[Eoas-seminar] Reminder: Geology Thesis Defense - Stephanie McColaugh - July 19, 11:30am - C109 MagLab

eoas-seminar at lists.fsu.edu eoas-seminar at lists.fsu.edu
Tue Jul 18 12:39:13 EDT 2017

Title: The Geochemistry of the Greenland Ice Sheet Melt Water
Major Professor: Munir Humayun


The Greenland Ice Sheet (GrIS) is melting at an alarming rate. Supraglacial melt water flows into moulins that drain to the base of the ice sheet, and enhances basal flow. Ultimately, large quantities of melt water are expelled into the ocean contributing to rising sea level, as well as nutrient fertilization of the North Atlantic Ocean. The presence of residual melt water in a warm-based polythermal glacier creates conditions for chemical weathering of the subglacial till which is expected to lead to a higher dissolved load in the basal melt water.

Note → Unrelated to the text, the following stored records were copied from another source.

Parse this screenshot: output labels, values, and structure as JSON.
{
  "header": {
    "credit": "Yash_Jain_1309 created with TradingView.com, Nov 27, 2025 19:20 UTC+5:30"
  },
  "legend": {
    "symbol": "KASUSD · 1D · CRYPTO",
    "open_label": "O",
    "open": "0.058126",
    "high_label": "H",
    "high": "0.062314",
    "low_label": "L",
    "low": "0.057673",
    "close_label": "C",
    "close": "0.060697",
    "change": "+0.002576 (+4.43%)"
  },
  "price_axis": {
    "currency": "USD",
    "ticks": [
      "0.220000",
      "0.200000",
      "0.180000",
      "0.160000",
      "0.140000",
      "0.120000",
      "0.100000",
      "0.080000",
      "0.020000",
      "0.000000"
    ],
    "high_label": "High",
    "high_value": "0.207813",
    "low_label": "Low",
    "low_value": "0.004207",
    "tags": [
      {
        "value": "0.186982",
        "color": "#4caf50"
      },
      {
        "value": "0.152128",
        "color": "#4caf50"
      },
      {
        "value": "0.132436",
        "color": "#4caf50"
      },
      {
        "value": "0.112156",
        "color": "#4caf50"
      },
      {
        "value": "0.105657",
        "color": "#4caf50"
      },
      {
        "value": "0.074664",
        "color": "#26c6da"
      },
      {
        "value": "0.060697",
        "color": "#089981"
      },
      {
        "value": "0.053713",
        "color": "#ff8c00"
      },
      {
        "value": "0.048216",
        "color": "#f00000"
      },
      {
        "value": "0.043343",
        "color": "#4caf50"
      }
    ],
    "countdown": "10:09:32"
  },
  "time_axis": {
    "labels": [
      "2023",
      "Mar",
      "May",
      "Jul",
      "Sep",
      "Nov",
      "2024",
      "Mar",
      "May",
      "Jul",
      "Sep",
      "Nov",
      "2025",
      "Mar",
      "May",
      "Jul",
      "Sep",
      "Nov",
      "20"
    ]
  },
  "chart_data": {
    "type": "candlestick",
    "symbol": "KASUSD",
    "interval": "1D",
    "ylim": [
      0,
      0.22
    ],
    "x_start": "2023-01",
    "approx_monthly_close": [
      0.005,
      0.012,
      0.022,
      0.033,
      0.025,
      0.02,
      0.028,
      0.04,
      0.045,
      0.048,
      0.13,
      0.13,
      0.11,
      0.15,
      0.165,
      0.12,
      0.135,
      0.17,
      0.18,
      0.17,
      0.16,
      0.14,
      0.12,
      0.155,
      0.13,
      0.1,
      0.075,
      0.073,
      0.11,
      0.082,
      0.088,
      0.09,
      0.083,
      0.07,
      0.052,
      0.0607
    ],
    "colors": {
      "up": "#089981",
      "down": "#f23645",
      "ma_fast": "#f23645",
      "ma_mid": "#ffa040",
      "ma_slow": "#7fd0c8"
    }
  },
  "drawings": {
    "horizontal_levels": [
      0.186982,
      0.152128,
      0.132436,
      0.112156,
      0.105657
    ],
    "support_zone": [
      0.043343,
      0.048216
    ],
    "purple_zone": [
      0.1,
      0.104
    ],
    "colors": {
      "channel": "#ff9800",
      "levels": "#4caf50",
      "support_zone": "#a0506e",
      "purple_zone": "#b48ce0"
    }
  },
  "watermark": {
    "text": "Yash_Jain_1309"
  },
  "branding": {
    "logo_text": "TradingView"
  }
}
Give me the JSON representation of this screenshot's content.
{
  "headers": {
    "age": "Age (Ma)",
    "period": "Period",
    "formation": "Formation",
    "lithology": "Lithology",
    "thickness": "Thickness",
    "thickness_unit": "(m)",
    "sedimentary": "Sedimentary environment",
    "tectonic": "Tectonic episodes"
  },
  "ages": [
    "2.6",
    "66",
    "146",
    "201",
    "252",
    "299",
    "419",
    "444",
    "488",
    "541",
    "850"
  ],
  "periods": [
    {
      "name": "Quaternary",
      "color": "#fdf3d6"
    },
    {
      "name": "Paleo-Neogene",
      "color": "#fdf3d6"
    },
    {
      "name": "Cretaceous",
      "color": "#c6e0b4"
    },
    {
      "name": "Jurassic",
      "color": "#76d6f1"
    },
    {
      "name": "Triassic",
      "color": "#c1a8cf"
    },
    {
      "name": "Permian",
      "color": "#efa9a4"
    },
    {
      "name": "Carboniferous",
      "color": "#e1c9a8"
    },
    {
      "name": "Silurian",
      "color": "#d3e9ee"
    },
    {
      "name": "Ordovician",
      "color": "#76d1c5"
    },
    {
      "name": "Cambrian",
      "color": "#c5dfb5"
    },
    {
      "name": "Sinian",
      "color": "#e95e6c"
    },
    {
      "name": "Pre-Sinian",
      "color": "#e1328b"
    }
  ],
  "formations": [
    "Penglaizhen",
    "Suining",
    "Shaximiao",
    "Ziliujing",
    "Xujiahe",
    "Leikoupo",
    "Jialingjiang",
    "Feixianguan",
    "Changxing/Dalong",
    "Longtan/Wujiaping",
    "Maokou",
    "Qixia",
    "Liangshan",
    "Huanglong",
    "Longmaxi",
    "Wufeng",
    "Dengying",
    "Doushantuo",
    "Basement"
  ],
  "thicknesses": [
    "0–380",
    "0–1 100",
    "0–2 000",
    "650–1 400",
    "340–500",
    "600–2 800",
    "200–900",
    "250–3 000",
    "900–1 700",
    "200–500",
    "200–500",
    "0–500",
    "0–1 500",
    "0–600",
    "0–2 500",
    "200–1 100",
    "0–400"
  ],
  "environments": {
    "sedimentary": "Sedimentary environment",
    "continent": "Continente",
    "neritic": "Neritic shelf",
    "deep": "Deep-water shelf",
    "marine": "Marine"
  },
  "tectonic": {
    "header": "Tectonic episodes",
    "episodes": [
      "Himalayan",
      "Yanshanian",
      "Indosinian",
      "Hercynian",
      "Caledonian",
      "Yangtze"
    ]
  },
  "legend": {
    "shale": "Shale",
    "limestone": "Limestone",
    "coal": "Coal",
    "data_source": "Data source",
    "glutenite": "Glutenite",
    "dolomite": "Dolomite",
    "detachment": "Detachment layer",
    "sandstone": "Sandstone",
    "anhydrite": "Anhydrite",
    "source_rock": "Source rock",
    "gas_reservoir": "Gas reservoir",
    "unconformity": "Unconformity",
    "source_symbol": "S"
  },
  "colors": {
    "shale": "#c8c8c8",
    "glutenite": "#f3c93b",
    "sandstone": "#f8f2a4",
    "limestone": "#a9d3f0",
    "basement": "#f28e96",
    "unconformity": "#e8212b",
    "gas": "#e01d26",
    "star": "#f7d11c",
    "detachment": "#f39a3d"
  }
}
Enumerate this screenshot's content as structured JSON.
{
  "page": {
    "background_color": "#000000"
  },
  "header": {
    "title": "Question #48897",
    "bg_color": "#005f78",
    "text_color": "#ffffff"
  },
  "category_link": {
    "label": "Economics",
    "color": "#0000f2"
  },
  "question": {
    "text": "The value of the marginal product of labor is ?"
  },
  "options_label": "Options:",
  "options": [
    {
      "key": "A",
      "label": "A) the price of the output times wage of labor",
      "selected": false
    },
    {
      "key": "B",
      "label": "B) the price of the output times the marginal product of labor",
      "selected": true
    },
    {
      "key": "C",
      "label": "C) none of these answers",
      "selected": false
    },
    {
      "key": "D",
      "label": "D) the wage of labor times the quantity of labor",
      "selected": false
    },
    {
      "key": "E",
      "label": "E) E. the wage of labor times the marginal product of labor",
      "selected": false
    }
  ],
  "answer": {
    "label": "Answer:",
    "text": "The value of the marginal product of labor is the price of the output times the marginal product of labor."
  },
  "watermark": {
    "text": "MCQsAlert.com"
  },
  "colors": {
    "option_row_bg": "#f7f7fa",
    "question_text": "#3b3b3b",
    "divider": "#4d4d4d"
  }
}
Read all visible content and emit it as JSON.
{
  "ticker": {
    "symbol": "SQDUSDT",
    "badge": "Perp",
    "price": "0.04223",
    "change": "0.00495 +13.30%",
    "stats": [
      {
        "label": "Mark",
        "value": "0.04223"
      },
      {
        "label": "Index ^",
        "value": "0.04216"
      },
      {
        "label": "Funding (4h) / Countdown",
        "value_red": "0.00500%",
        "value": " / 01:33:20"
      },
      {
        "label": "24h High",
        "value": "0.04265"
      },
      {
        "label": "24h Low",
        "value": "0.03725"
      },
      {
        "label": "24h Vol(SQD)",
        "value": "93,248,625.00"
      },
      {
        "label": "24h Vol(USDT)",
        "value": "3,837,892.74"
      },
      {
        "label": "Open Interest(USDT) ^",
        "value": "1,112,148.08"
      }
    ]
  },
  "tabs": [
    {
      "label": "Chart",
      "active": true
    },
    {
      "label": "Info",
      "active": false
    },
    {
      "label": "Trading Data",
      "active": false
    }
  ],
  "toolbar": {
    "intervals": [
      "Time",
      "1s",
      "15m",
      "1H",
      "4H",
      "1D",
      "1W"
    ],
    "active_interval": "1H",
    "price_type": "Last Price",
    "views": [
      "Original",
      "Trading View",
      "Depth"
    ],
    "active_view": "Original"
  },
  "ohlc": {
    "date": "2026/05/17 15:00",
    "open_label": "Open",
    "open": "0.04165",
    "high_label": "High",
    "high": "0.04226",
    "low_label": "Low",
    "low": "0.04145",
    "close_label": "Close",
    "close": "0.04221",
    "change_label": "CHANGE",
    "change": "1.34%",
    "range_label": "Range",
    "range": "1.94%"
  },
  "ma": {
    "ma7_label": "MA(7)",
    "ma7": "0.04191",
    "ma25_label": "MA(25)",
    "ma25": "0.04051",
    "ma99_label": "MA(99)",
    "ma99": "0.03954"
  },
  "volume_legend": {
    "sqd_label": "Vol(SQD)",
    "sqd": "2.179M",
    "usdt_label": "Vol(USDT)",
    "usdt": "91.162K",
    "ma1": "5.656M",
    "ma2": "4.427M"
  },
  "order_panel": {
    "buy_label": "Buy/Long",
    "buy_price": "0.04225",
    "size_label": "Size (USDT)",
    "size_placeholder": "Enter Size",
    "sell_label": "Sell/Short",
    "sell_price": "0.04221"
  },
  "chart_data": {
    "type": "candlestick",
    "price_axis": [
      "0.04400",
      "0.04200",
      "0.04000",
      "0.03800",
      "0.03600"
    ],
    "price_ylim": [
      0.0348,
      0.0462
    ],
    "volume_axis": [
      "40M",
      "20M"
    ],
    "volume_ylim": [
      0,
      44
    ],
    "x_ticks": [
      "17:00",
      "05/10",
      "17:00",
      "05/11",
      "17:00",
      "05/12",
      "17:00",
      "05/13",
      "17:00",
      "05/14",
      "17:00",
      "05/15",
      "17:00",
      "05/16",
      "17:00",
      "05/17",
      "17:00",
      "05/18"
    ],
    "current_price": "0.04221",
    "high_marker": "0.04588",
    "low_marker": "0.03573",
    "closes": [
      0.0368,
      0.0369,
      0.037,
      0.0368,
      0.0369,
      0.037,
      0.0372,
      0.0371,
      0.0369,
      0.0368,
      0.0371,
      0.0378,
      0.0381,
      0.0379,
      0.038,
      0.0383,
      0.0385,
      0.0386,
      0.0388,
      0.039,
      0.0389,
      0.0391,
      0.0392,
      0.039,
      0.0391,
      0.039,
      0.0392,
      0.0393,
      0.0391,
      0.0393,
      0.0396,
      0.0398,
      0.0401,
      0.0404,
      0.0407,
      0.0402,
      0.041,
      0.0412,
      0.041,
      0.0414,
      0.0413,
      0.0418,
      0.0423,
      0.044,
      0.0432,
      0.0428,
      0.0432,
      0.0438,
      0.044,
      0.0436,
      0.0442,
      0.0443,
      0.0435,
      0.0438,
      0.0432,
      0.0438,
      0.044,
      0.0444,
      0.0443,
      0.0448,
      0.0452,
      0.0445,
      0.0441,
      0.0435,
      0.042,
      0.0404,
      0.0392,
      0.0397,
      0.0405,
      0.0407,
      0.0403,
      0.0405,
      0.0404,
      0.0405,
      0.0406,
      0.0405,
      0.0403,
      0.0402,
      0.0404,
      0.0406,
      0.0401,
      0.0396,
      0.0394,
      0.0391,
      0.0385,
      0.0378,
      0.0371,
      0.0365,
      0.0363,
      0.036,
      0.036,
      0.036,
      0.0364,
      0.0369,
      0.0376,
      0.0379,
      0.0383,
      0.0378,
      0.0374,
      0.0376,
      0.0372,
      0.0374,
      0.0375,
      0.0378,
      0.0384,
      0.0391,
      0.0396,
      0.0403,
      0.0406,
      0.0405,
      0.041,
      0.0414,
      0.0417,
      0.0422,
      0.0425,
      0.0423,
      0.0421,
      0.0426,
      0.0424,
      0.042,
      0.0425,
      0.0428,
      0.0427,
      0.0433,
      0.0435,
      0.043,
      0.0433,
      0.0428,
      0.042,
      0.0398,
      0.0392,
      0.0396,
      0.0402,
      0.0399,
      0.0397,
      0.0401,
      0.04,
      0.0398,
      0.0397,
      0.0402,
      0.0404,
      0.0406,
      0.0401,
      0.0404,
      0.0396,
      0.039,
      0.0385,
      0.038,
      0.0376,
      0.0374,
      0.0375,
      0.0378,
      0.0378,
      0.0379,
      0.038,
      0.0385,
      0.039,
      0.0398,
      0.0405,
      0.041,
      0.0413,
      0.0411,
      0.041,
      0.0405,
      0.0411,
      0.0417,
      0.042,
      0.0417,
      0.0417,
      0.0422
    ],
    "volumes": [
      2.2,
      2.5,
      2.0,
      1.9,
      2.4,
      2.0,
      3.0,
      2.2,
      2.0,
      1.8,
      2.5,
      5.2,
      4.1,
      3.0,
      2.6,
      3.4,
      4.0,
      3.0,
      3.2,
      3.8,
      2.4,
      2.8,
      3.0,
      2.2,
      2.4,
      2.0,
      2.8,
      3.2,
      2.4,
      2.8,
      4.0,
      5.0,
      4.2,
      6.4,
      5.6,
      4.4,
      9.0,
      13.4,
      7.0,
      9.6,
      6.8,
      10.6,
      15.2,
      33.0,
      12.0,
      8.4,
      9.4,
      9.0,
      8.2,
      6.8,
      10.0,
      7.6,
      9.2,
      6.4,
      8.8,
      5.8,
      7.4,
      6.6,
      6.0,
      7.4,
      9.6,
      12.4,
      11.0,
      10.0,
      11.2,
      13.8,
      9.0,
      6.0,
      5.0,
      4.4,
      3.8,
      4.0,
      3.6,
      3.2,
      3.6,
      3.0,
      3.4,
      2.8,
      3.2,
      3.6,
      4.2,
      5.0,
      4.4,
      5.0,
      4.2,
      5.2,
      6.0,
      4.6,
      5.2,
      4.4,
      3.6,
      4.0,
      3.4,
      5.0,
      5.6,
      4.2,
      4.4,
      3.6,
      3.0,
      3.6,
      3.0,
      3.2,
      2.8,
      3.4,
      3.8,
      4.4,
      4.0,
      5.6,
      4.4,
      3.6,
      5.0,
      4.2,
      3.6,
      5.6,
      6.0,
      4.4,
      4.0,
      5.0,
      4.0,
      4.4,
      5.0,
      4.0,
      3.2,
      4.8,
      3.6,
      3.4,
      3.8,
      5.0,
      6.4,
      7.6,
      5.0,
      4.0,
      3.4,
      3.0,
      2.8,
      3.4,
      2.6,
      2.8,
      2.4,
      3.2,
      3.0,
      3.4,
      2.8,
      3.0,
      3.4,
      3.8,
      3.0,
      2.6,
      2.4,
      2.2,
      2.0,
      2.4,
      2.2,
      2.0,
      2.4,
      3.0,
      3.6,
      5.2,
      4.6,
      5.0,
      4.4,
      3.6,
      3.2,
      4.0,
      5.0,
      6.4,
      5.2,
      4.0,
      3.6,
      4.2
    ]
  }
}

Supraglacial melt arriving during the start of the melting season flushes out the basal melt water. Despite this important window, little work has been done to measure trace element concentrations in the early melt season.
 To examine the effect of supraglacial melt water input on the chemistry of basal melt waters, we performed a time series of supraglacial and proglacial sampling collected daily for four weeks at the start of the melt season in 2016 in southwest Greenland following GEOTRACES trace element-clean protocols. Briefly, glacial melt water samples were vacuum-filtered through 0.45 um acid-washed Supor filters under Class-10 HEPA-filtered laminar air flow and analyzed for major and trace element concentrations by High Resolution Inductively Coupled Plasma Mass Spectrometry (HR-ICP-MS).
The daily sampling regime captured trace element concentrations throughout the first seasonal pulse of melt water discharge. Concentrations of a variety of trace elements, including Ba, Mg, Mn, and Sr, closely followed the melt water discharge pulse, increasing in concentration during the main pulse event (which lasted <5 days). The abundances of REEs and Fe exhibited no discernible temporal relationship, however Fe concentrations fell between 15-120 ppb, below a recent study implying that the melting GrIS is a significant source of bioavailable Fe. Also notable is that toxic metals never exceeded EPA primary and secondary drinking water quality standards, even during the pulse peak, demonstrating the potential of seasonal glacial melt waters as viable sources of drinking water.